Hand hygiene is a critical component of global health security. However, an estimated 60% of health workers globally are not adhering to correct hand hygiene practices. In many settings, the root causes include a lack of supplies and infrastructure (such as handwashing stations, piped water, and soap or handrub), high patient caseloads, and limited investments in hygiene behavior change. Only six of the 52 countries that reported water, sanitation, and hygiene (WASH) expenditures in the 2017 GLAAS report provided data on expenditures specifically for hygiene, and a 2018 study found that 66% of health facilities in low-and middle-income countries lack soap and piped water for handwashing.
In 2018, the UN Secretary General issued a call to action for WASH in all health facilities. stating, “A recent survey of 100,000 facilities found that more than half lack simple necessities, such as running water and soap —and they are supposed to be health care facilities. The result is more infections, prolonged hospital stays, and sometimes death. We must work to prevent the spread of disease.” This call has been followed by a global response from the WHO, UNICEF, and national governments to improve access to water, sanitation, and hygiene in all health facilities.

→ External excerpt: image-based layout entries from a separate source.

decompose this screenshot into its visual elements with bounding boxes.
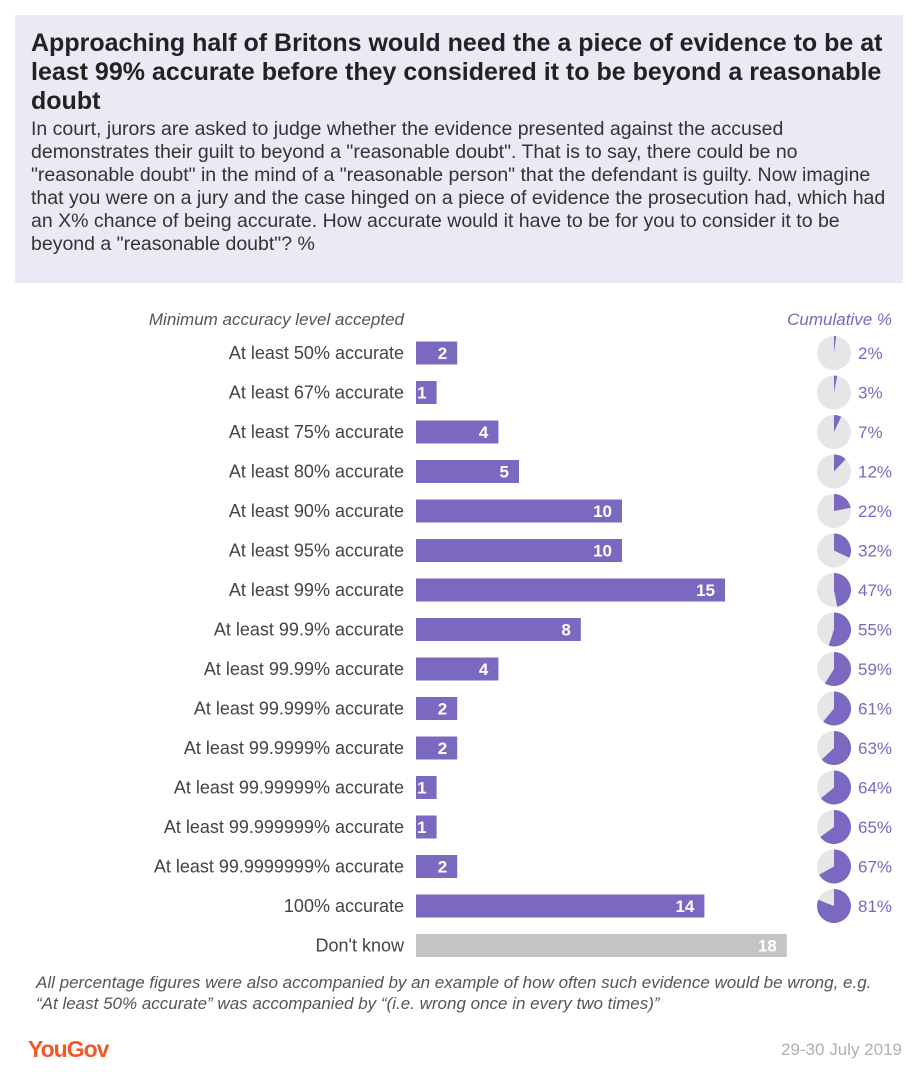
bar [416, 618, 581, 641]
bar [416, 657, 499, 681]
cumulative-label: 65% [858, 818, 892, 837]
bar-chart: Minimum accuracy level accepted Cumulativ… [149, 310, 892, 957]
yougov-logo: YouGov [28, 1036, 109, 1062]
cumulative-label: 7% [858, 423, 883, 442]
cumulative-pie-slice [816, 889, 851, 923]
cumulative-pie-slice [821, 731, 851, 765]
category-label: At least 50% accurate [229, 343, 404, 363]
cumulative-pie-slice [834, 415, 842, 432]
category-label: At least 80% accurate [229, 462, 404, 482]
cumulative-label: 67% [858, 858, 892, 877]
bar-value-label: 10 [593, 542, 612, 561]
cumulative-pie-slice [823, 691, 851, 726]
bar-value-label: 2 [438, 858, 447, 877]
category-label: At least 75% accurate [229, 422, 404, 442]
cumulative-pie-slice [828, 612, 851, 647]
category-label: At least 99.9999999% accurate [154, 857, 404, 877]
cumulative-pie-slice [834, 375, 838, 393]
bar [416, 697, 458, 720]
category-label: At least 99.9% accurate [214, 620, 404, 640]
bar [416, 499, 622, 523]
cumulative-pie-slice [824, 652, 852, 686]
bar-value-label: 1 [417, 818, 426, 837]
category-label: At least 99.99% accurate [204, 659, 404, 679]
bar-value-label: 8 [561, 621, 570, 640]
bar [416, 815, 437, 839]
cumulative-label: 3% [858, 384, 883, 403]
cumulative-label: 22% [858, 502, 892, 521]
bar-value-label: 5 [500, 463, 509, 482]
cumulative-header: Cumulative % [787, 310, 892, 329]
cumulative-label: 47% [858, 581, 892, 600]
bar-value-label: 14 [675, 897, 694, 916]
cumulative-label: 32% [858, 542, 892, 561]
category-label: At least 99.9999% accurate [184, 738, 404, 758]
bar [416, 578, 725, 602]
category-label: At least 95% accurate [229, 541, 404, 561]
cumulative-label: 64% [858, 779, 892, 798]
cumulative-label: 81% [858, 897, 892, 916]
bar-value-label: 4 [479, 423, 489, 442]
cumulative-label: 2% [858, 344, 883, 363]
cumulative-pie-slice [834, 494, 851, 511]
cumulative-pie-slice [819, 849, 851, 884]
footnote: All percentage figures were also accompa… [36, 973, 872, 1013]
chart-title: Approaching half of Britons would need t… [31, 29, 883, 115]
cumulative-label: 61% [858, 700, 892, 719]
cumulative-pie-slice [820, 810, 852, 844]
bar-value-label: 2 [438, 700, 447, 719]
cumulative-pie-slice [820, 770, 851, 805]
cumulative-pie-slice [834, 573, 852, 607]
bar-value-label: 2 [438, 739, 447, 758]
bar [416, 776, 437, 799]
chart-header: Approaching half of Britons would need t… [15, 15, 903, 283]
bar [416, 539, 622, 562]
bar [416, 934, 787, 957]
cumulative-label: 12% [858, 463, 892, 482]
category-label: At least 99.999% accurate [194, 699, 404, 719]
bar [416, 855, 458, 878]
bar-value-label: 1 [417, 384, 426, 403]
category-label: At least 99% accurate [229, 580, 404, 600]
bar-value-label: 15 [696, 581, 715, 600]
category-label: At least 67% accurate [229, 383, 404, 403]
bar-value-label: 4 [479, 660, 489, 679]
bar-value-label: 2 [438, 344, 447, 363]
category-axis-header: Minimum accuracy level accepted [149, 310, 405, 329]
bar [416, 381, 437, 404]
bar [416, 341, 458, 365]
fieldwork-date: 29-30 July 2019 [781, 1040, 902, 1059]
cumulative-label: 63% [858, 739, 892, 758]
bar [416, 736, 458, 760]
cumulative-pie-slice [834, 335, 837, 353]
cumulative-label: 55% [858, 621, 892, 640]
cumulative-pie-slice [834, 533, 851, 558]
cumulative-pie-slice [834, 454, 846, 472]
chart-subtitle: In court, jurors are asked to judge whet… [31, 118, 886, 255]
bar-value-label: 10 [593, 502, 612, 521]
category-label: At least 99.999999% accurate [164, 817, 404, 837]
bar [416, 894, 705, 918]
bar [416, 460, 519, 483]
bar-value-label: 18 [758, 937, 777, 956]
category-label: At least 90% accurate [229, 501, 404, 521]
category-label: Don't know [316, 936, 405, 956]
bar-value-label: 1 [417, 779, 426, 798]
category-label: 100% accurate [284, 896, 404, 916]
bar [416, 420, 499, 444]
cumulative-label: 59% [858, 660, 892, 679]
chart-area: Minimum accuracy level accepted Cumulativ… [0, 295, 918, 965]
category-label: At least 99.99999% accurate [174, 778, 404, 798]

At the Global Handwashing Partnership’s Handwashing Behavior Change Think Tank in October, sessions highlighted the need for a realistic, context-based and empathetic approach to behavior change solutions. Robert Dreibelbis of the London School of Hygiene and Tropical Medicine called for handwashing behavior change initiatives to respond to factors that motivate health workers to wash their hands, in contrast to the frequently didactic methods currently in use. Read our 2017 Research Summary for more examples of provider-level behavior change initiatives.
WaterAid Malawi’s Clean Campaign Initiative, which employs participatory behavior change programs and knowledge exchange systems for government and health officials at national and subnational levels to effect hygiene behavior change in health facilities, is one example. At the Think Tank, Allison McIntyre with WaterAid showed how WASH improvements fit into a health systems-wide response. Urgent action for WASH improvements in the health system must include leadership and political will, governance and accreditation, monitoring and targets, research and learning exchange, as well as context-based, affordable technology solutions, such as mobile handwashing stations.
The 2017 global burden of disease study shows that only half of the world’s countries have a sufficient health workforce to provide quality care, but health workers increasingly need to respond to a wide and changing range of public health crises. Read this Lancet editorial for a quick but compelling look at the global health landscape and the range of challenges that health workers are faced with. This shows that we need to be ready to take on new challenges while speeding up progress against long-standing health challenges.
To be prepared for the future, health workers need training, supplies, and support. They also urgently need something we often take for granted—water, sanitation, and hygiene. Access to WASH infrastructure and specific behavior change initiatives must be a core component of any support to health workers, particularly in emergency situations.